An old television being switched on each morning caused an entire village to be left with poor broadband for 18 months.
Openreach engineers made repeated visits to the rural village of Aberhosan, near Machynlleth, Powys, due to connectivity issues and slow speeds from 7am each day.
Tests showed the network was working fine and the engineers even replaced large sections of cable that served the village, but the problem persisted.
An investigation revealed a burst of electrical interference in Aberhosan at 7am each day, which was traced to a property in the village.
The “mortified” householder confirmed that they switched on their old television at that time every day – causing the broadband in the village to be affected.
They immediately agreed to switch off the television and not to use it again.
There have been no further issues reported with the broadband network in Aberhosan.
Michael Jones, a local engineer for Openreach, said the company’s chief engineering team helped to solve the mystery by using a spectrum analyser to look for a phenomenon known as Shine (single high-level impulse noise).
“We walked up and down the village in the torrential rain at 6am to see if we could find an ‘electrical noise’ to support our theory,” Mr Jones said.
“And at 7am, like clockwork, it happened.
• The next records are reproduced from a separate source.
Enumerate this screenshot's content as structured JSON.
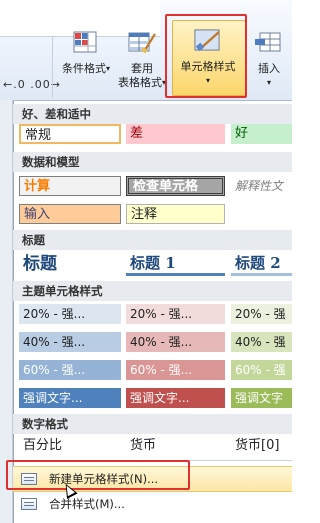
{
  "ribbon": {
    "number_format_symbols": ".00  .00",
    "buttons": {
      "conditional_format": "条件格式",
      "table_format_line1": "套用",
      "table_format_line2": "表格格式",
      "cell_styles": "单元格样式",
      "insert": "插入"
    }
  },
  "sections": {
    "good_bad_neutral": "好、差和适中",
    "data_model": "数据和模型",
    "titles": "标题",
    "theme_styles": "主题单元格样式",
    "number_format": "数字格式"
  },
  "good_bad_neutral": [
    "常规",
    "差",
    "好"
  ],
  "data_model_row1": [
    "计算",
    "检查单元格",
    "解释性文"
  ],
  "data_model_row2": [
    "输入",
    "注释"
  ],
  "titles": [
    "标题",
    "标题 1",
    "标题 2"
  ],
  "theme_rows": [
    [
      "20% - 强...",
      "20% - 强...",
      "20% - 强"
    ],
    [
      "40% - 强...",
      "40% - 强...",
      "40% - 强"
    ],
    [
      "60% - 强...",
      "60% - 强...",
      "60% - 强"
    ],
    [
      "强调文字...",
      "强调文字...",
      "强调文字"
    ]
  ],
  "number_format": [
    "百分比",
    "货币",
    "货币[0]"
  ],
  "menu": {
    "new_style": "新建单元格样式(N)...",
    "merge_style": "合并样式(M)..."
  },
  "colors": {
    "highlight_red": "#e03030",
    "bad_bg": "#ffc7ce",
    "good_bg": "#c6efce",
    "calc_text": "#fa7d00",
    "check_bg": "#a5a5a5",
    "input_bg": "#ffcc99",
    "note_bg": "#ffffcc",
    "title_blue": "#1f497d",
    "accent1_dark": "#4f81bd",
    "accent2_dark": "#c0504d",
    "accent3_dark": "#9bbb59"
  }
}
Our device picked up a large burst of electrical interference in the village.
“The source of the ‘electrical noise’ was traced to a property in the village.
“It turned out that at 7am every morning the occupant would switch on their old TV which would in turn knock out broadband for the entire village.
“As you can imagine, when we pointed this out to the resident they were mortified that their old second-hand TV was the cause of an entire village’s broadband problems, and they immediately agreed to switch it off and not use it again.”
Suzanne Rutherford of Openreach said such issues are not as rare as people may think.
“Anything with electric components – from outdoor lights to microwaves to CCTV cameras – can potentially have an impact on your broadband connection,” she said.
She advised people to ensure their electrical appliances are properly certified and meet British standards.
Aberhosan will be connected to fibre broadband later this year as part of Openreach’s work with the Welsh Government to expand the network in rural Wales.